The problem with Obama's plan is that it does not address the core problems in our economy. We do not have high unemployment because Social Security taxes are two points higher than they need to be, because we lack an employment tax credit, or because government spending is too low. We have high unemployment because there is a high level of uncertainty coming from the government. Congress cannot agree on what course to take until the last moment, and those last-minute decisions have rarely been good for the nation. For example, when Congress could not come to an agreement on whether to extend the Bush tax cuts, Americans waited until December 7 before they knew how much would be withheld in the following year. Just as last-minute cramming rarely works for a college exam, last minute deal-making by Congress has not worked for the American economy.
Instead of offering tax credits and spending, we need to improve government involvement in American labor. Instead of uncertainity and last-minute deals in Congress, we need permanent solutions that employers can rely on when making decisions. A three-step approach would help solve our unemployment problems:
1) Decrease regulation. Regulation currently costs the American economy $1.75 trillion. If companies could cut the costs of regulatory compliance in half, they would have plenty of money to hire new employees. The money that would be saved would be larger than any stimulus plan the President could get through Congress. And the good news for the President is this: he can do it all on his own; no Congressional approval required.

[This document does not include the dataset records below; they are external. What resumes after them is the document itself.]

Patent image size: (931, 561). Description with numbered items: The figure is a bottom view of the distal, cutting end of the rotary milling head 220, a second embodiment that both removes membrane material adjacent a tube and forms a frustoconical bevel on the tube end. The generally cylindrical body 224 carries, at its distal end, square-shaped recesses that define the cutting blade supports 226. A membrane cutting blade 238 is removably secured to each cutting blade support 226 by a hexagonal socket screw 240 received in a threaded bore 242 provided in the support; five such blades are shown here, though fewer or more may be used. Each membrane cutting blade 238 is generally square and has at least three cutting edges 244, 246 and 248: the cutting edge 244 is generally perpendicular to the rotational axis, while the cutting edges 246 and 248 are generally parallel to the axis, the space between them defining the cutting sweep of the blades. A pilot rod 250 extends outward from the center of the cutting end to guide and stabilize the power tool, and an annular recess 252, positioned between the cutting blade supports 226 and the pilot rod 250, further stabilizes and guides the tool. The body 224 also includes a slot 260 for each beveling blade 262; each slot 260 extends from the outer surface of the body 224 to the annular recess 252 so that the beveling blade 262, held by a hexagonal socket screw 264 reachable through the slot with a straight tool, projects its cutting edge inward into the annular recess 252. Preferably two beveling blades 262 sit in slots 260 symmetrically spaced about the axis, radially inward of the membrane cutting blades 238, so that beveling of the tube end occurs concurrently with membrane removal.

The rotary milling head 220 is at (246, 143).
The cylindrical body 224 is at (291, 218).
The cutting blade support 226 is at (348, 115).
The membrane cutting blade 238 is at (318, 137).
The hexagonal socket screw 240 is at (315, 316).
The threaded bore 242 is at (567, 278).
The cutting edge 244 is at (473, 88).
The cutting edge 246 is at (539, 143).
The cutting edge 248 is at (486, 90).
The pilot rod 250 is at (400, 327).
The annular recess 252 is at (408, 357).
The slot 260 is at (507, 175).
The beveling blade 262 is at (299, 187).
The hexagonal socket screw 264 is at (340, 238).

2) Reduce corporate income taxes and eliminate loopholes. Corporations have become very good at dodging income taxes through loopholes. Replacing the current structure with a corporate flat tax will greatly assist corporations in planning for their futures. Eliminating loopholes will ensure that all corporations pay a "fair share" and cover for the loss of revenue from the flat tax.
3) Eliminate Obamacare. Companies still do not understand what impact this law will have on their finances. Many employers are currently considering or planning to eliminate health care when the mandate takes effect in 2014. They are choosing to do this because they would rather face the surety of the fine than the unsure prices in the healthcare market. As employers prepare to face rising prices or the fines, they are certainly not going to hire more than necessary and incur extra costs.
Employers are looking at the big picture, not the immediate one. Employers are not going to hire new employees because of a one-year reduction in payroll taxes or a tax credit. Employers may hire some new workers because of federal spending, but those jobs will only last until the money runs out. It is time to put together a plan of economic certainties that will help employers see a stable picture, and then they will consider hiring new employees.